With both no-undef and no-restricted-global-extend in-use:

/*eslint-env browser*/; //`Foo` is not defined in this script. `no-undef` will catch this 
window.location.reload(); //`window` is not defined in this script but `no-undef` will not throw an error because `window` has been white-listed as a valid global 
window.Foo.baz(); //This will now throw an error 


This rule helps catch cases where you're using jQuery plugins (e.g. $.cookie, $.query).
jQuery plugins are somewhat of an anti-pattern when it comes to properly declaring your module dependencies because they don't export anything, but rather extend the jQuery object itself.
Generally speaking, if you're refactoring old code that uses a jQuery plugin, there's probably a modern library available that provides the same functionality without relying on or extending jQuery.

With no-jquery-extend in-use:

import $ from 'jquery';
$.ajax( ... ); //This is fine. 
$.when( ... ); //This is fine. 
$.cookie( ... ); //This will now trigger an ESLint error 

Note: This rule will only catch jQuery plugins that extend the jQuery object. It cannot catch jQuery plugins that extend jQuery elements (via jQuery.fn).
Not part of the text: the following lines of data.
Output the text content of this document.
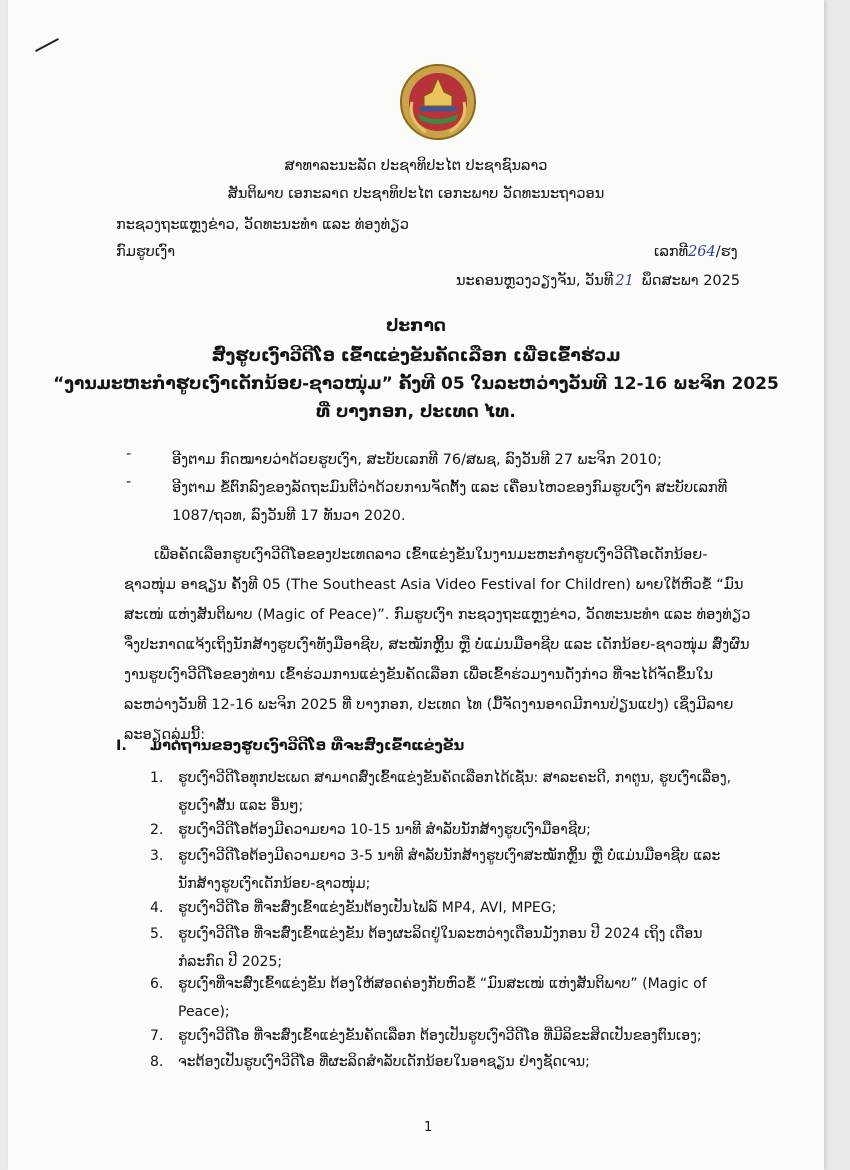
ສາທາລະນະລັດ ປະຊາທິປະໄຕ ປະຊາຊົນລາວ
ສັນຕິພາບ ເອກະລາດ ປະຊາທິປະໄຕ ເອກະພາບ ວັດທະນະຖາວອນ
ກະຊວງຖະແຫຼງຂ່າວ, ວັດທະນະທຳ ແລະ ທ່ອງທ່ຽວ
ກົມຮູບເງົາ	ເລກທີ264/ຮງ
ນະຄອນຫຼວງວຽງຈັນ, ວັນທີ 21 ພຶດສະພາ 2025
ປະກາດ
ສົ່ງຮູບເງົາວີດີໂອ ເຂົ້າແຂ່ງຂັນຄັດເລືອກ ເພື່ອເຂົ້າຮ່ວມ
“ງານມະຫະກຳຮູບເງົາເດັກນ້ອຍ-ຊາວໜຸ່ມ” ຄັ້ງທີ 05 ໃນລະຫວ່າງວັນທີ 12-16 ພະຈິກ 2025
ທີ່ ບາງກອກ, ປະເທດ ໄທ.
-	ອີງຕາມ ກົດໝາຍວ່າດ້ວຍຮູບເງົາ, ສະບັບເລກທີ 76/ສພຊ, ລົງວັນທີ 27 ພະຈິກ 2010;
-	ອີງຕາມ ຂໍ້ຕົກລົງຂອງລັດຖະມົນຕີວ່າດ້ວຍການຈັດຕັ້ງ ແລະ ເຄື່ອນໄຫວຂອງກົມຮູບເງົາ ສະບັບເລກທີ 1087/ຖວທ, ລົງວັນທີ 17 ທັນວາ 2020.
ເພື່ອຄັດເລືອກຮູບເງົາວີດີໂອຂອງປະເທດລາວ ເຂົ້າແຂ່ງຂັນໃນງານມະຫະກຳຮູບເງົາວີດີໂອເດັກນ້ອຍ-ຊາວໜຸ່ມ ອາຊຽນ ຄັ້ງທີ 05 (The Southeast Asia Video Festival for Children) ພາຍໃຕ້ຫົວຂໍ້ “ມົນສະເໜ່ ແຫ່ງສັນຕິພາບ (Magic of Peace)”. ກົມຮູບເງົາ ກະຊວງຖະແຫຼງຂ່າວ, ວັດທະນະທຳ ແລະ ທ່ອງທ່ຽວ ຈຶ່ງປະກາດແຈ້ງເຖິງນັກສ້າງຮູບເງົາທັງມືອາຊີບ, ສະໝັກຫຼິ້ນ ຫຼື ບໍ່ແມ່ນມືອາຊີບ ແລະ ເດັກນ້ອຍ-ຊາວໜຸ່ມ ສົ່ງຜົນງານຮູບເງົາວີດີໂອຂອງທ່ານ ເຂົ້າຮ່ວມການແຂ່ງຂັນຄັດເລືອກ ເພື່ອເຂົ້າຮ່ວມງານດັ່ງກ່າວ ທີ່ຈະໄດ້ຈັດຂຶ້ນໃນລະຫວ່າງວັນທີ 12-16 ພະຈິກ 2025 ທີ່ ບາງກອກ, ປະເທດ ໄທ (ມື້ຈັດງານອາດມີການປ່ຽນແປງ) ເຊິ່ງມີລາຍລະອຽດລຸ່ມນີ້:
I. ມາດຖານຂອງຮູບເງົາວີດີໂອ ທີ່ຈະສົ່ງເຂົ້າແຂ່ງຂັນ
1. ຮູບເງົາວີດີໂອທຸກປະເພດ ສາມາດສົ່ງເຂົ້າແຂ່ງຂັນຄັດເລືອກໄດ້ເຊັ່ນ: ສາລະຄະດີ, ກາຕູນ, ຮູບເງົາເລື່ອງ, ຮູບເງົາສັ້ນ ແລະ ອື່ນໆ;
2. ຮູບເງົາວີດີໂອຕ້ອງມີຄວາມຍາວ 10-15 ນາທີ ສຳລັບນັກສ້າງຮູບເງົາມືອາຊີບ;
3. ຮູບເງົາວີດີໂອຕ້ອງມີຄວາມຍາວ 3-5 ນາທີ ສຳລັບນັກສ້າງຮູບເງົາສະໝັກຫຼິ້ນ ຫຼື ບໍ່ແມ່ນມືອາຊີບ ແລະ ນັກສ້າງຮູບເງົາເດັກນ້ອຍ-ຊາວໜຸ່ມ;
4. ຮູບເງົາວີດີໂອ ທີ່ຈະສົ່ງເຂົ້າແຂ່ງຂັນຕ້ອງເປັນໄຟລ໌ MP4, AVI, MPEG;
5. ຮູບເງົາວີດີໂອ ທີ່ຈະສົ່ງເຂົ້າແຂ່ງຂັນ ຕ້ອງຜະລິດຢູ່ໃນລະຫວ່າງເດືອນມັງກອນ ປີ 2024 ເຖິງ ເດືອນກໍລະກົດ ປີ 2025;
6. ຮູບເງົາທີ່ຈະສົ່ງເຂົ້າແຂ່ງຂັນ ຕ້ອງໃຫ້ສອດຄ່ອງກັບຫົວຂໍ້ “ມົນສະເໜ່ ແຫ່ງສັນຕິພາບ” (Magic of Peace);
7. ຮູບເງົາວີດີໂອ ທີ່ຈະສົ່ງເຂົ້າແຂ່ງຂັນຄັດເລືອກ ຕ້ອງເປັນຮູບເງົາວີດີໂອ ທີ່ມີລິຂະສິດເປັນຂອງຕົນເອງ;
8. ຈະຕ້ອງເປັນຮູບເງົາວີດີໂອ ທີ່ຜະລິດສຳລັບເດັກນ້ອຍໃນອາຊຽນ ຢ່າງຊັດເຈນ;
1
You'll first need to install ESLint:

$ npm i eslint --save-dev

Next, install eslint-plugin-piggyback:

$ npm install eslint-plugin-piggyback --save-dev

Note: If you installed ESLint globally (using the -g flag) then you must also install eslint-plugin-piggyback globally.


Add piggyback to the plugins section of your .eslintrc configuration file. You can omit the eslint-plugin- prefix:

    "plugins": [

Add the no-restricted-global-extend rule

Configure the 'no-restricted-global-extend' under the rules section in your .eslintrc configuration file. You must specify which identifiers reference the global scope in your environment (e.g. 'window').

    "rules": {
        "piggyback/no-restricted-global-extend": [2, "window"]
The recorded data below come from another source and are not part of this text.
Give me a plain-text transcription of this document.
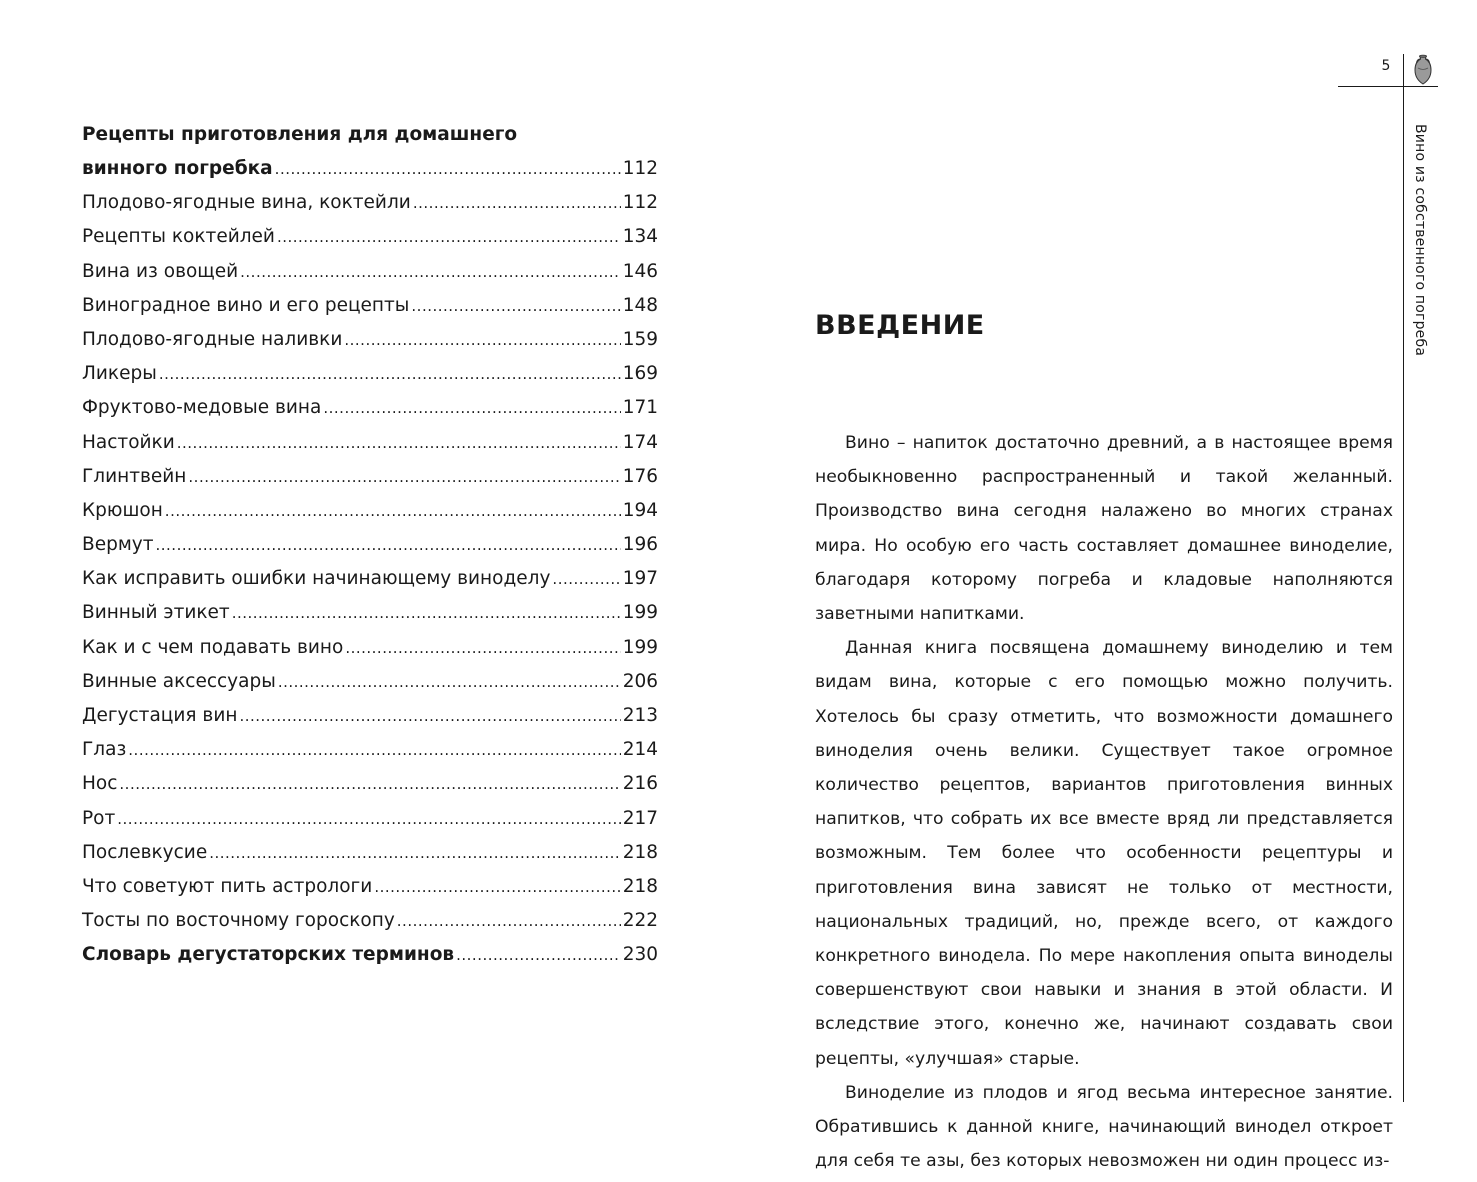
Рецепты приготовления для домашнего
винного погребка .....	112
Плодово-ягодные вина, коктейли .....	112
Рецепты коктейлей .....	134
Вина из овощей .....	146
Виноградное вино и его рецепты .....	148
Плодово-ягодные наливки .....	159
Ликеры .....	169
Фруктово-медовые вина .....	171
Настойки .....	174
Глинтвейн .....	176
Крюшон .....	194
Вермут .....	196
Как исправить ошибки начинающему виноделу .....	197
Винный этикет .....	199
Как и с чем подавать вино .....	199
Винные аксессуары .....	206
Дегустация вин .....	213
Глаз .....	214
Нос .....	216
Рот .....	217
Послевкусие .....	218
Что советуют пить астрологи .....	218
Тосты по восточному гороскопу .....	222
Словарь дегустаторских терминов .....	230
5
Вино из собственного погреба
ВВЕДЕНИЕ

Вино – напиток достаточно древний, а в настоящее время необыкновенно распространенный и такой желанный. Производство вина сегодня налажено во многих странах мира. Но особую его часть составляет домашнее виноделие, благодаря которому погреба и кладовые наполняются заветными напитками.

Данная книга посвящена домашнему виноделию и тем видам вина, которые с его помощью можно получить. Хотелось бы сразу отметить, что возможности домашнего виноделия очень велики. Существует такое огромное количество рецептов, вариантов приготовления винных напитков, что собрать их все вместе вряд ли представляется возможным. Тем более что особенности рецептуры и приготовления вина зависят не только от местности, национальных традиций, но, прежде всего, от каждого конкретного винодела. По мере накопления опыта виноделы совершенствуют свои навыки и знания в этой области. И вследствие этого, конечно же, начинают создавать свои рецепты, «улучшая» старые.

Виноделие из плодов и ягод весьма интересное занятие. Обратившись к данной книге, начинающий винодел откроет для себя те азы, без которых невозможен ни один процесс из-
Add the no-jquery-extend rule

Configure the 'no-jquery-extend' under the rules section in your .eslintrc configuration file. You can specify which identifiers reference the jQuery library in your code (default: $ & jQuery).

    "rules": {
        "piggyback/no-jquery-extend": [2, "$", "jQuery", "myJQuery"]


2.0.0 - Switch to ESLint's new rule format. This is a breaking change because as of this ESLint version >= 2.13.0 is required. 1.0.0 - Add the no-jquery-extend rule. This is a breaking change because as of this Node.js version >= 4 is required.